Cette fois, Cohen fit signe à Evan d’attendre puis repartit en marche arrière pour promener ses phares sur la maison, attentif. Les arrivants cherchaient tous à distinguer à l’intérieur une ombre, un mouvement. Rien.

Cohen coupa le moteur, sortit et s’empressa de contourner la camionnette pour aider à descendre Nadine, chargée du bébé, puis Kris. Un instant plus tard, ils montaient prudemment les marches de la véranda et ouvraient la porte de service.

« Y a quelqu’un ? appela Cohen. Eh oh ? On cherche un abri pour la nuit, c’est tout.

— Y a personne », affirma Nadine en le bousculant pour entrer.

Elle s’avança dans la maison comme chez elle, Kris sur les talons. Mariposa, Evan et Brisco ne s’y engagèrent qu’à la suite de Cohen.

Il tira la torche de sa poche pour en promener le rayon dans la première pièce. Une vaste cuisine, aux placards impressionnants et au plancher grossier, gondolé par l’humidité.

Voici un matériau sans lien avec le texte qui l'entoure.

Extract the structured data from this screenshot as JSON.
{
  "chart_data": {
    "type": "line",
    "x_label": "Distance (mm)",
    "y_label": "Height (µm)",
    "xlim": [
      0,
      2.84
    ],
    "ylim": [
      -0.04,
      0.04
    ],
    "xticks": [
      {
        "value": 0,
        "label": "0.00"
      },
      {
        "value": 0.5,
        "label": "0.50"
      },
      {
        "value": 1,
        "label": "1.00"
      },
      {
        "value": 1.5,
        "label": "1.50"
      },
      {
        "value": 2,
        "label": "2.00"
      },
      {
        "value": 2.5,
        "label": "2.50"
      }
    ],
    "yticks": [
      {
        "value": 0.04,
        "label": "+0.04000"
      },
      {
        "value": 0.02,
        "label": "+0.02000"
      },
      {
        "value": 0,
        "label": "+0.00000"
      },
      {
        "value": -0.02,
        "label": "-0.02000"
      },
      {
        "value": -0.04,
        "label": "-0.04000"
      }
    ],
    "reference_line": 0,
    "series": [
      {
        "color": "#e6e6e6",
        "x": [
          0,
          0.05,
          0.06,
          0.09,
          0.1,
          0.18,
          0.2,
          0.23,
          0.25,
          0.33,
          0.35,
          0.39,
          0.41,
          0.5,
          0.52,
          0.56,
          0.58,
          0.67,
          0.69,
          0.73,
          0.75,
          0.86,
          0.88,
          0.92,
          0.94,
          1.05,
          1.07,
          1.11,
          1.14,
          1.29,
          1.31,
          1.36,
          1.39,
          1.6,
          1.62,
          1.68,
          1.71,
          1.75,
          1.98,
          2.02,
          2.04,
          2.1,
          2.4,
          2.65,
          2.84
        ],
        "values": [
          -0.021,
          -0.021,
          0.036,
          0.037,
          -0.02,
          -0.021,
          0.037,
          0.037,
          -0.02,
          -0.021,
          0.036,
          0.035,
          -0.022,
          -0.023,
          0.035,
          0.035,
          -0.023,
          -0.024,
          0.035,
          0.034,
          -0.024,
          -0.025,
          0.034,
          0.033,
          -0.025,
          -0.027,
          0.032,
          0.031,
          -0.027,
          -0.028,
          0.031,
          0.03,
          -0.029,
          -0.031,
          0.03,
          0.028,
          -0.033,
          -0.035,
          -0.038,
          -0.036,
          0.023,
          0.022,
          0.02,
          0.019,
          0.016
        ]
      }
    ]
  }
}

Ils parcoururent le rez-de-chaussée sans se séparer. Quatre grandes pièces vides, toutes dotées du même genre de plancher. Deux cheminées, dont les manteaux artisanaux devaient bien avoir un siècle. Les murs et les plafonds tachés par les infiltrations. Des branches et des feuilles dispersées çà et là, apportées par le vent auquel les vitres cassées livraient passage. Les intrus finirent par monter l’escalier qui divisait la maison, prudemment, de crainte que quelques marches ne soient pourries. À l’étage les attendaient des dégâts supplémentaires, des endroits où l’eau coulait manifestement du toit et quatre autres pièces, dont une aux vitres intactes. Le vent et la pluie s’engouffraient par les fenêtres sans persiennes, et les visiteurs retenaient leur souffle à chaque bourrasque brutale, car la demeure vacillait. Pas un meuble, nulle part. Dans la salle de bains qui séparait deux des chambres se trouvaient une baignoire aux pieds griffus et deux lavabos sur colonne. Cohen braqua le rayon de sa torche sur la baignoire et se figea. Avant de promener la lumière sur le robinet incurvé.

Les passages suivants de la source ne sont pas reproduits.